El Gobierno canario solicitará al TSJC el respaldo del certificado COVID como medida obligatoria

Existe una gran preocupación en el Gobierno por la situación específica de Tenerife y, por eso, se advierte de que se actuará de forma contundente ante los incumplimientos, en algunos casos extremos, de las medidas de control de la pandemia.

El Consejo del Gobierno celebrado este jueves ha decidido que las islas de Tenerife y Gran Canaria pasen al nivel 3 de medidas ante la pandemia de la COVID-19 desde este sábado, mientras que La Palma sube hasta el 2, dado el constante incremento de los contagios. Para paliar esta situación, y como una de las principales medidas, el Ejecutivo ha encomendado al consejero de Sanidad que solicite al Tribunal Superior de Justicia de Canarias (TSJC) que respalde la obligatoriedad del certificado COVID para el acceso a determinados espacios de ocio o comerciales, tal y como han determinado otras salas superiores de varias comunidades españolas.

El viceconsejero de la Presidencia, Antonio Olivera, explicó ayer, en rueda de prensa y en la sede de Presidencia de Santa Cruz de Tenerife, que el Ejecutivo confía en que el TSJC apoye la iniciativa de uso obligatorio del certificado COVID. Hasta ahora, la exigencia de certificado en ocio nocturno o restaurantes era solo voluntario y permitía aplicar medidas de un nivel inferior al que se encontrara la isla en cuestión. Ahora, se pedirá que sea obligatorio y los detalles los expondrá la Consejería de Sanidad al TSJC.

Olivera remarcó que se trata de una medida aplicada en toda Europa, el mundo y en otras regiones de España, aparte de que ha contado ya con el respaldo del Tribunal Supremo.

El paso del nivel 2 a 3 de Tenerife y Gran Canaria y del 1 al 2 de La Palma se producirá desde las 00:00 horas de este sábado, 18 de diciembre, una vez se publique en el Boletín Oficial de Canarias (BOC) este viernes.

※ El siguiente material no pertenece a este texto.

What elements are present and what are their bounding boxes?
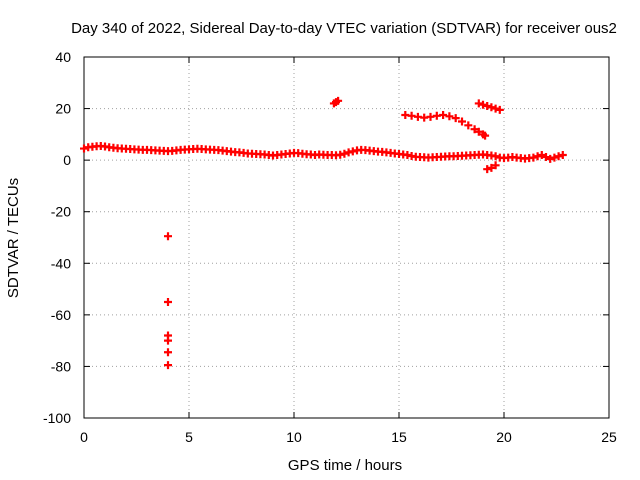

Se trata de la entrada en vigor más rápida que la que se producía hasta ahora por el “vertiginoso” ritmo de los contagios y con el objetivo de voltear esta situación cuanto antes.

Según subrayó Olivera, existe una gran preocupación en el Gobierno por la situación específica de Tenerife y, por eso, advirtió de que se actuará de forma contundente ante los incumplimientos, en algunos casos extremos, de las medidas de control de la pandemia. En este sentido, avisó de que se extremará la vigilancia y se sancionará a los incumplidores.

El Consejo también decidió hoy la suspensión de las actividades escolares relacionadas con la Navidad, si bien se mantendrán las clases hasta las vacaciones por estas fiestas. Esto obedece a las recomendaciones de Salud Pública “porque no se dan las condiciones y porque esos eventos entrañan muchos riesgos”, según indicó el viceconsejero.

Olivera hizo un llamamiento no solo a la responsabilidad y concienciación de la ciudadanía sobre este aumento de los contagios, sino sobre la importancia de la vacunación de los más pequeños y de todo el que no lo haya hecho.

El aumento de contagios no se debe a casos importados ni al turismo

El Gobierno hace hincapié en que el grupo con menos vacunación es el de los menores de 12 años y que los casos están afectando, sobre todo, al tramo de entre 20 y 29 años, que es también el que presenta menos índices de vacunación. El Ejecutivo aclara, por tanto, que estos incrementos no se debe a casos importados o al turismo, y confía en que la vacunación de los niños de 5 a 12 ayude a revertir la situación.

En una única jornada, la del miércoles, ya se han vacunado 2.112 menores y hay citados 23.000, de una población en esa franja de edad de 78.000 en las Islas. La población diana vacunada (mayores de 12 años) se eleva ya al 85,5%.